Aturdido, caí no chão, exausto.
- Você está bem? - Perguntou Miguel, mais por gentileza que por dúvida, afinal, seus olhos de Arcanjo poderiam detectar qualquer problema na carne ou no espírito.
- Vou ficar. O que houve com Lúcifer? Eu... O matei?
- Longe disso - Respondeu o Arcanjo - Apenas drenou sua essência de volta às profundezas do inferno. Criança, aqui e agora você deve fazer a sua escolha. O mundo terreno está se tornando extremamente perigoso para a sua habitação. Está pronto para ascender ao céu onde será treinado ao meu lado?

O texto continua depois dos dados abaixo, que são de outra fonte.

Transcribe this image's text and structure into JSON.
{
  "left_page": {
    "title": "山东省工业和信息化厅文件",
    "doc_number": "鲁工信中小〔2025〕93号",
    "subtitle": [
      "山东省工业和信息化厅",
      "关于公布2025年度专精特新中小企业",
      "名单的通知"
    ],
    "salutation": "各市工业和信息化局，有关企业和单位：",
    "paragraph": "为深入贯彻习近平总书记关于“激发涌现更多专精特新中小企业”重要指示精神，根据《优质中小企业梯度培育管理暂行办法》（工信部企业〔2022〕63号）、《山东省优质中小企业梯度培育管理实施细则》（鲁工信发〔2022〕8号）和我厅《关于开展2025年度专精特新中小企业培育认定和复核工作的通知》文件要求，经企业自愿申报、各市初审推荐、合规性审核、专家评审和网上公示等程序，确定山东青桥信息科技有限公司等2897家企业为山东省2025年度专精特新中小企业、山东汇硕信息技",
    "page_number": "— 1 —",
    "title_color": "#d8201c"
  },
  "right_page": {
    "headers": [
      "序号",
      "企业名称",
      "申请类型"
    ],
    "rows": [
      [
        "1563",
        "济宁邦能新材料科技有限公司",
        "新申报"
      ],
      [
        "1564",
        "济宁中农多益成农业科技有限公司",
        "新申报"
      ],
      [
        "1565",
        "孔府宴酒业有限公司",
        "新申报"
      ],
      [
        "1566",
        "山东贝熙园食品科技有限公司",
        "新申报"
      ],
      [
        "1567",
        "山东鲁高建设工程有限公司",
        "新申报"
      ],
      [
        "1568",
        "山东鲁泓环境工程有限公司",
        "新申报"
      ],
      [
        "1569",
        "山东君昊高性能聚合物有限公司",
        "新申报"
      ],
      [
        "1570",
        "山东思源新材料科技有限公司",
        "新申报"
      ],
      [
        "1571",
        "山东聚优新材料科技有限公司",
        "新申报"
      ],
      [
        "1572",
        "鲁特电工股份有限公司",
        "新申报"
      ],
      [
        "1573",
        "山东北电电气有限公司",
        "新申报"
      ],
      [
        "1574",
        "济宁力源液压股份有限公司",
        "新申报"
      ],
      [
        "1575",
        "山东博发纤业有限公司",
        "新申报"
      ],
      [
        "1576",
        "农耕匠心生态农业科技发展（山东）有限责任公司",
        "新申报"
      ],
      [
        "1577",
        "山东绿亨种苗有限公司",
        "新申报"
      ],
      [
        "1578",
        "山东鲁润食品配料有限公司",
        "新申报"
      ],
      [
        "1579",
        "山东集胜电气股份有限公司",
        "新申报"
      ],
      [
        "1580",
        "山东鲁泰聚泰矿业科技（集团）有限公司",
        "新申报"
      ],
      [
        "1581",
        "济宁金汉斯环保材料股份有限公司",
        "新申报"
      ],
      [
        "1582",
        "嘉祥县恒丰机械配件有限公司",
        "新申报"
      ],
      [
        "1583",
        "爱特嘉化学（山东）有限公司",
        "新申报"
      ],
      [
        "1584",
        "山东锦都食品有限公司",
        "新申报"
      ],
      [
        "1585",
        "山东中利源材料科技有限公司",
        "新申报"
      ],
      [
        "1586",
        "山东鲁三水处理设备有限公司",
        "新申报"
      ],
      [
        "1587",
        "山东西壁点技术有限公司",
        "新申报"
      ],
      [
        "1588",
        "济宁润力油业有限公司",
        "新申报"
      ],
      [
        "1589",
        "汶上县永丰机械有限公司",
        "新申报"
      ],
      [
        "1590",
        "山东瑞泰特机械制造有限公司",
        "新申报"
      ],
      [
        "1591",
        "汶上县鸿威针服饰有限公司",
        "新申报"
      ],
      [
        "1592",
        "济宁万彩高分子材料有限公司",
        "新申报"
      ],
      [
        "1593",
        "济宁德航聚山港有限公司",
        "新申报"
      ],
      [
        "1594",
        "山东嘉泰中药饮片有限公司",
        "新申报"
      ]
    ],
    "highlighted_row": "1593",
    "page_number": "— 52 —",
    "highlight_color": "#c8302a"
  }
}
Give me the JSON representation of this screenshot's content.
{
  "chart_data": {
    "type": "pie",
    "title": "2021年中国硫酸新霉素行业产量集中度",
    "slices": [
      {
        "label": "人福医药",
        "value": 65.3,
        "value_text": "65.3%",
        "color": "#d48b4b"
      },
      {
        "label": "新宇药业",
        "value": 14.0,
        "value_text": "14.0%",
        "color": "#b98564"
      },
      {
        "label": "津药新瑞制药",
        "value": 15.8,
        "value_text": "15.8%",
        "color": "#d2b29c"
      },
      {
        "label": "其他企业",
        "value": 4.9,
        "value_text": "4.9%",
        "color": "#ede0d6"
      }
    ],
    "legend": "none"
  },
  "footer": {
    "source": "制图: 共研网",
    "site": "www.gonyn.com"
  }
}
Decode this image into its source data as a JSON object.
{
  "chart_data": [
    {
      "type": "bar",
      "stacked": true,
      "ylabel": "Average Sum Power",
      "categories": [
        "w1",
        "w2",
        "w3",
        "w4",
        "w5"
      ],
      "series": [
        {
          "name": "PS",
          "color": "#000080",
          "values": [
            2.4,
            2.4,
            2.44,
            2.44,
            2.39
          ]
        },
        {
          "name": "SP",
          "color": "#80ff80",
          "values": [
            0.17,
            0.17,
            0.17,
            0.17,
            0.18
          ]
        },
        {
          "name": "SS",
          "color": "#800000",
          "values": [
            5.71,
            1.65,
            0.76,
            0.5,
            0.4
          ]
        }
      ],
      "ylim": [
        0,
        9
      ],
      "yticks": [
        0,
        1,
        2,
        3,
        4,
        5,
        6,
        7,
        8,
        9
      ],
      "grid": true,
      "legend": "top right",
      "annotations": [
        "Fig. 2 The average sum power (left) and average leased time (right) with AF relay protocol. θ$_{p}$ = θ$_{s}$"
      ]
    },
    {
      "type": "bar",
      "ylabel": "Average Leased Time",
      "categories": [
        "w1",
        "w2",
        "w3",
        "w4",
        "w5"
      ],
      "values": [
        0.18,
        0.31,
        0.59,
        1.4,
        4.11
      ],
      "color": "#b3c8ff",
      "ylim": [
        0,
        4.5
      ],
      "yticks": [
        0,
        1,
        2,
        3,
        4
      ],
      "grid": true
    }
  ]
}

Sim, eu estava, levantei-me com cuidado e perguntei:
- O que devo fazer?
- Você é o iluminado, você guiará as almas dos homens na Terra e operará milagres para que eles recuperem a sua fé e a maior parte das almas possíveis sejam salvas. Eu lutarei nos céus, comandando as tropas no conflito real, enquanto você lutará espiritualmente na Terra, encorajando os mortais a orarem nos tempos difíceis de tribunas e catástrofes que se seguirão. A guerra nos céus repercutirá em guerras na terra, em fome, em muitas catástrofes naturais e em mortes, enquanto as fundações do próprio universo estão a cair e o véu a desvanecer. Serão tempos muito difíceis, como nunca antes vistos e guiar a humanidade e fazê-la manter a fé neste tempo de calamidades será uma tarefa extremamente árdua. Por isso te levarei comigo para que receba os ensinamentos corretos na morada de Deus.
- Eu estou pronto. - Disse, abrindo meu coração, enquanto a luz do Arcanjo penetrava em mim, elevando meu espírito, arrastando-me junto ao dele para uma dimensão superior, maravilhosa.
A guerra havia apenas começado, e no mundo inteiro já se viam os sinais do fim.